On August 1, 1774, he conducted his most famous experiment. Using a 12-inch-wide glass “burning lens,” he focused sunlight on a lump of reddish mercuric oxide. This was placed in an inverted glass container, which then was placed in a pool of mercury.
The gas emitted, he found, was “five or six times as good as common air.” In tests after that one, it caused a flame to burn intensely and kept a mouse alive for about four times as long as a similar quantity of air . We know now that that is because the oxygen was purer in that sample than normal atmospheric air, which contains more carbon dioxide, nitrogen, and other gases.
Statue in Chamberlain Square, Birmingham by Francis John Williamson.
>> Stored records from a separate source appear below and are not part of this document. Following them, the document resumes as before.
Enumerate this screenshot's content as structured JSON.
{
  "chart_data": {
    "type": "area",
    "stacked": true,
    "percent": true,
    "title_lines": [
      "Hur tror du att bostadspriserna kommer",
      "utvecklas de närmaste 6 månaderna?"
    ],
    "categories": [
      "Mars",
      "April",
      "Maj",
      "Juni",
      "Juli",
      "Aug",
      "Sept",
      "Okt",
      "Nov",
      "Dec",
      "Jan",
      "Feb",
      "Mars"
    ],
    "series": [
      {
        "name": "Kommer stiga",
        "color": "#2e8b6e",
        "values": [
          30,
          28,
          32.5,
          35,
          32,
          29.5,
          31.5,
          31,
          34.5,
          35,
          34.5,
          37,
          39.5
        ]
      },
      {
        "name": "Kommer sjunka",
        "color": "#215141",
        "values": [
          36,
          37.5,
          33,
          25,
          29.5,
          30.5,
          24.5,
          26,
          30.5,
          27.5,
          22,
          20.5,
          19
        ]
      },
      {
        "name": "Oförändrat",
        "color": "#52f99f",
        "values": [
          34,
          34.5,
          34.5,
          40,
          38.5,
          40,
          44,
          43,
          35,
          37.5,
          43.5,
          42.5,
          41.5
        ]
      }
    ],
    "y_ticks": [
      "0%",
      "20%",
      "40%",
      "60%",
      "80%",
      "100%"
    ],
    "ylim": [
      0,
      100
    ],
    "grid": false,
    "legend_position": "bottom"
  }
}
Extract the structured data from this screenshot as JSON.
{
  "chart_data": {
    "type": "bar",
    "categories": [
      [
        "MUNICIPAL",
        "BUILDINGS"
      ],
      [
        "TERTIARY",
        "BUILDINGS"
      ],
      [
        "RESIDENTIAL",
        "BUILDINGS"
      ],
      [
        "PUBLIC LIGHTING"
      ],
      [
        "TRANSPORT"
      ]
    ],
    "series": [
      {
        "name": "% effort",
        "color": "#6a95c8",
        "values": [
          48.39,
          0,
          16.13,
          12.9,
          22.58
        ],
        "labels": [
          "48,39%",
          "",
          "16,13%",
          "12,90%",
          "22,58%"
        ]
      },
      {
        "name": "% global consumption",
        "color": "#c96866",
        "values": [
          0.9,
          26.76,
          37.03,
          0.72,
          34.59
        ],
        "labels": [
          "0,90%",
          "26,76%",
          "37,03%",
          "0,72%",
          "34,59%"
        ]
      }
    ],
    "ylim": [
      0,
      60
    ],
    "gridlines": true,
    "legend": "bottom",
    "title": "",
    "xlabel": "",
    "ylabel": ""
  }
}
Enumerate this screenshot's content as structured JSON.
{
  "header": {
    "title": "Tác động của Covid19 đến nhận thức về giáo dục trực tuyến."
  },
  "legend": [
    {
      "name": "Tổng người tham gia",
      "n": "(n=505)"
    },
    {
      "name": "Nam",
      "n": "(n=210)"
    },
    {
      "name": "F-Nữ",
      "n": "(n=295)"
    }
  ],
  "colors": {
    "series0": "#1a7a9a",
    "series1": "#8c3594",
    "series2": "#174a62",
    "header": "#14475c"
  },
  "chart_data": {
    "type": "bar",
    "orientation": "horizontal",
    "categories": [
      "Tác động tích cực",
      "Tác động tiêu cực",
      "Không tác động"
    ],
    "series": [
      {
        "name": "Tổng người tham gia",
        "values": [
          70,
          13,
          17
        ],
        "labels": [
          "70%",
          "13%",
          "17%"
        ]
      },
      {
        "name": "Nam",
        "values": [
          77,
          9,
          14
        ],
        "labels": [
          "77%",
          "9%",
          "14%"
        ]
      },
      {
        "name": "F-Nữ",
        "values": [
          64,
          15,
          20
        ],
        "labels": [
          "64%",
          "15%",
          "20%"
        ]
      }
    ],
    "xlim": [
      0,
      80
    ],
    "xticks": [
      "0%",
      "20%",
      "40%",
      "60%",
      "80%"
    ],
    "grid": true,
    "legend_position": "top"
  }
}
Priestley’s discoveries are very important. They paved the way for other experiments to be done by scientists with more technology to better understand gases. A couple universities were also named in honor of Priestley’s experiments. Many have been able to learn from his life. Some would also say that it is quite amiable of him to stand so firmly for his religious beliefs, along with his scientific ones. A mob burned down his house because he refused to give up his stand on the revolutions and religion. Regardless of if you agree with him or not, the man wasn’t your typical scientist. He was very smart, and proved this in his experiments. He deserves to be remembered and revered in the science world, and is to this day.